I think this is the best explanation. US military leaders understand this critical phrase “tactics lag technology”. There were 60,000 allied casualties in the first day of the Battle of the Somme in World War I because the attacking soldiers walked shoulder to shoulder into repeating rifles and machine guns using tactics that were 2000 years old. You might think that is madness!! And you would be right! It is a great example of how old technical paradigms are dogmatic and extremely difficult to displace.
US military leaders have been consulting with the Ukrainians since 2014 to help them integrate the latest science and technology into their tactics. The core concept started to take hold with our military leaders in about 1925 and ‘tactics lag technology’ is a core concept that students in our military academies learn in the first year or two of their education.
Continuing to learn the latest translation of science and technology and how to integrate it into coordinated combined arms operations is part of our core military culture. “U.S. officers go to schools throughout their careers to learn combined operations in each of the Army’s combat branches – infantry, artillery, armor, signal and engineers. As lieutenants, officers first attend basic training in their branch, then they attend branch advance schools as captains who will command infantry, armored, artillery or air defense companies. As majors, they are sent to the Command and General Staff College at Fort Leavenworth, Kansas, to learn battalion and brigade combined operations. As colonels, they attend the Army War College at Carlisle Barracks, Pennsylvania, to learn division and army-size operations.” That is how our military consistently integrates the latest science and technology into the way we fight. There is nothing like that in medicine.
The war in Ukraine is a battle between conventional forces. The Ukrainians have brilliantly integrated the new drones, anti-tank missiles, HIMARS rockets, and other new technology into their smallest units in the most practical ways possible. New science and technology exists in genetics, epigenetics, molecular biology, and diagnostics that could transform our war against chronic diseases but we not even begun to translate that in ways that benefit patients.

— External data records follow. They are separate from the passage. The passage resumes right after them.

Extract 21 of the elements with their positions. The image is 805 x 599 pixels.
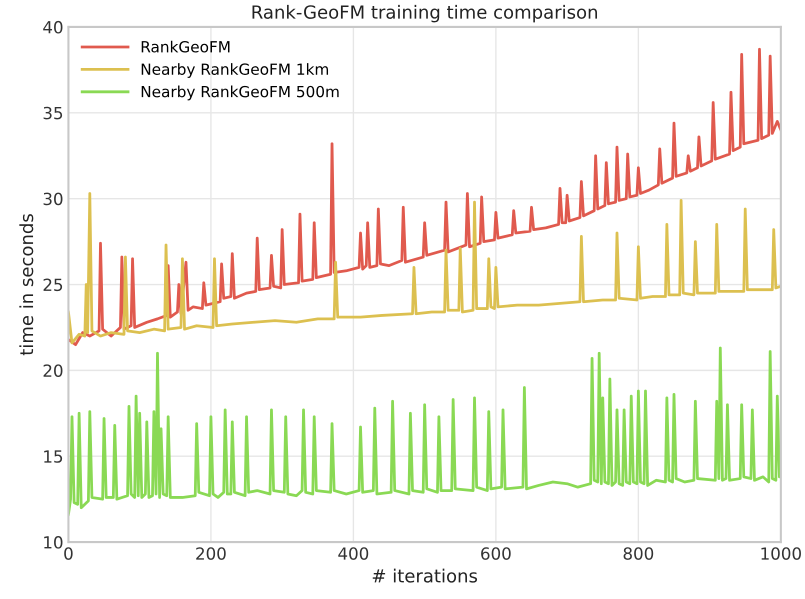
y-tick-label: 40 [43,20,62,34]
legend-label: RankGeoFM [142,40,230,53]
legend-label: Nearby RankGeoFM 500m [142,86,339,100]
y-tick-label: 15 [44,450,62,463]
legend-label: Nearby RankGeoFM 1km [142,63,328,78]
y-tick-label: 10 [44,536,62,549]
x-tick-label: 600 [481,547,511,560]
y-axis-title: time in seconds [19,214,34,356]
y-tick-label: 25 [44,278,62,292]
x-tick-label: 800 [624,547,654,560]
x-tick-label: 1000 [761,547,801,560]
line-series [68,192,781,344]
x-tick-label: 400 [338,547,368,560]
y-tick-label: 20 [44,364,62,377]
y-tick-label: 35 [44,106,62,120]
chart-title: Rank-GeoFM training time comparison [252,4,597,22]
x-tick-label: 0 [64,547,73,560]
x-axis-title: # iterations [372,568,478,583]
line-series [68,346,781,516]
x-tick-label: 200 [196,547,226,560]
y-tick-label: 30 [44,192,62,206]
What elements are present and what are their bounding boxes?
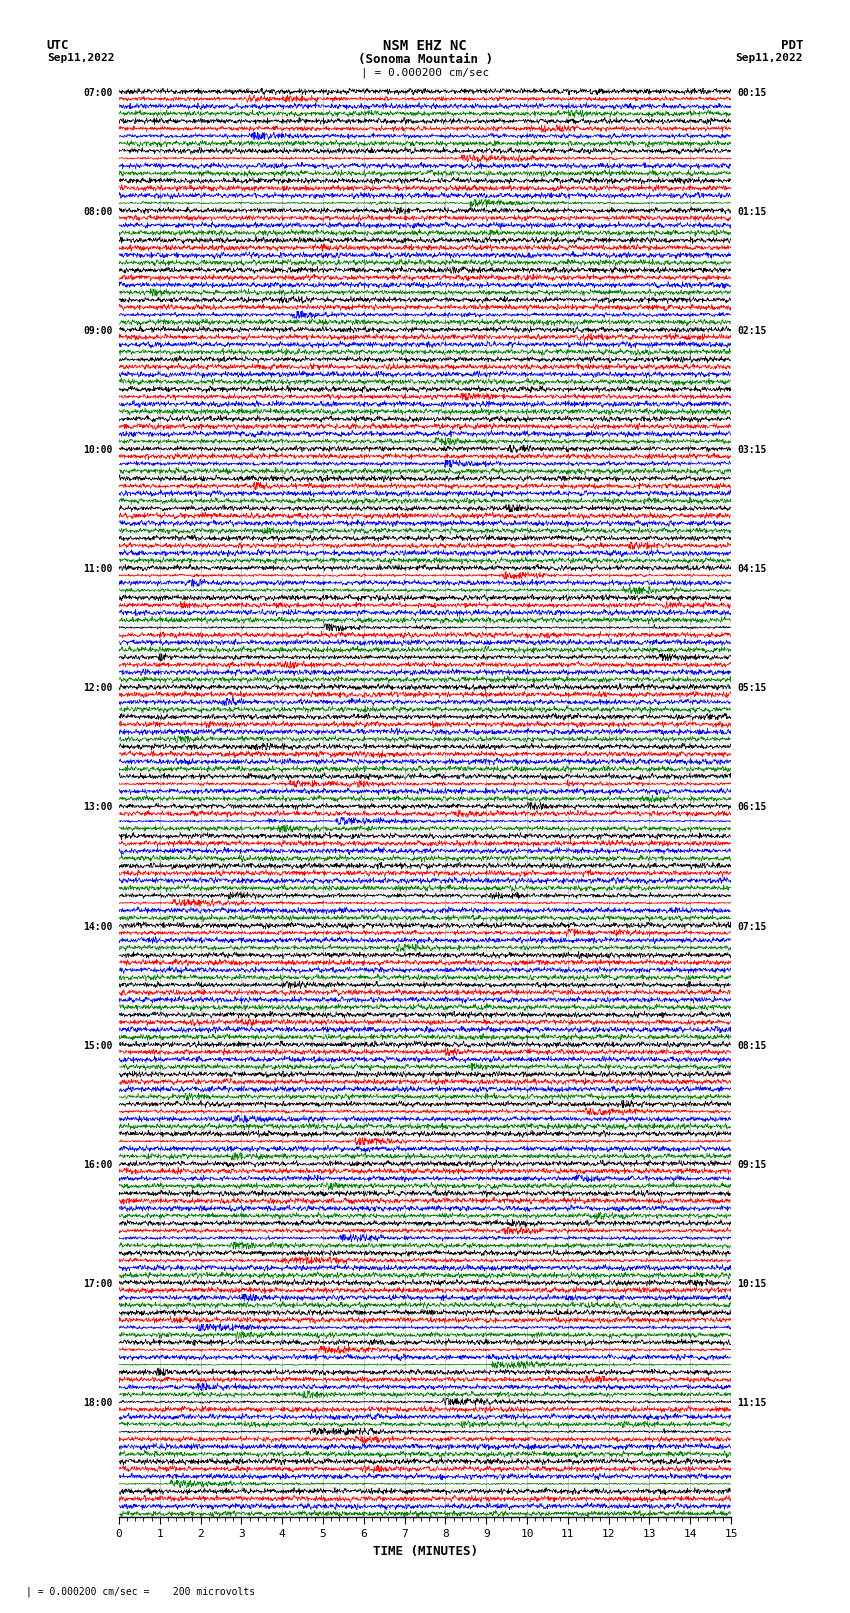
Text: Sep11,2022: Sep11,2022 <box>47 53 114 63</box>
Text: 03:15: 03:15 <box>737 445 767 455</box>
Text: (Sonoma Mountain ): (Sonoma Mountain ) <box>358 53 492 66</box>
Text: 18:00: 18:00 <box>83 1398 113 1408</box>
Text: 05:15: 05:15 <box>737 684 767 694</box>
Text: 10:15: 10:15 <box>737 1279 767 1289</box>
Text: 12:00: 12:00 <box>83 684 113 694</box>
Text: 15:00: 15:00 <box>83 1040 113 1050</box>
Text: Sep11,2022: Sep11,2022 <box>736 53 803 63</box>
Text: | = 0.000200 cm/sec =    200 microvolts: | = 0.000200 cm/sec = 200 microvolts <box>26 1586 255 1597</box>
X-axis label: TIME (MINUTES): TIME (MINUTES) <box>372 1545 478 1558</box>
Text: 08:00: 08:00 <box>83 206 113 216</box>
Text: NSM EHZ NC: NSM EHZ NC <box>383 39 467 53</box>
Text: 00:15: 00:15 <box>737 87 767 97</box>
Text: 17:00: 17:00 <box>83 1279 113 1289</box>
Text: PDT: PDT <box>781 39 803 52</box>
Text: 10:00: 10:00 <box>83 445 113 455</box>
Text: UTC: UTC <box>47 39 69 52</box>
Text: 09:00: 09:00 <box>83 326 113 336</box>
Text: 08:15: 08:15 <box>737 1040 767 1050</box>
Text: 04:15: 04:15 <box>737 565 767 574</box>
Text: 01:15: 01:15 <box>737 206 767 216</box>
Text: 16:00: 16:00 <box>83 1160 113 1169</box>
Text: 14:00: 14:00 <box>83 921 113 932</box>
Text: 09:15: 09:15 <box>737 1160 767 1169</box>
Text: 13:00: 13:00 <box>83 802 113 813</box>
Text: 07:15: 07:15 <box>737 921 767 932</box>
Text: 07:00: 07:00 <box>83 87 113 97</box>
Text: 06:15: 06:15 <box>737 802 767 813</box>
Text: 11:00: 11:00 <box>83 565 113 574</box>
Text: 02:15: 02:15 <box>737 326 767 336</box>
Text: 11:15: 11:15 <box>737 1398 767 1408</box>
Text: | = 0.000200 cm/sec: | = 0.000200 cm/sec <box>361 68 489 79</box>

We have known for 28 years that opening arteries in stable patients does not prevent heart attack or sudden death, but we continue to march young men shoulder to shoulder into machine guns. When will we adopt a “tactics lag science and technology” culture in medicine?
Bill, it took the British Navy, the finest fighting power of its day, over 2 centuries to acknoledge the scorbitcutic properties of fresh fruit and particularly of lemons and limes. Thousands and thousands of British sailors suffered scurvy and many died of it as a result. Now, I wish the Germans and Poles would just get on with it and hand over those Leopard 2 tanks to the Ukrainians, goddammit!
When? When medicine and health care services are no longer driven by capitalistic requirements to maximize profit, when public health is the driver of a true health and health care system dedicated to doing the most for the most people, regardless of their ability to pay. We feed lives and treasure into the maw of the provider system, and the result is a continuous loss of generations of healthy citizens. That’s the better analogy for WWI suicide marches into machine guns in trenches.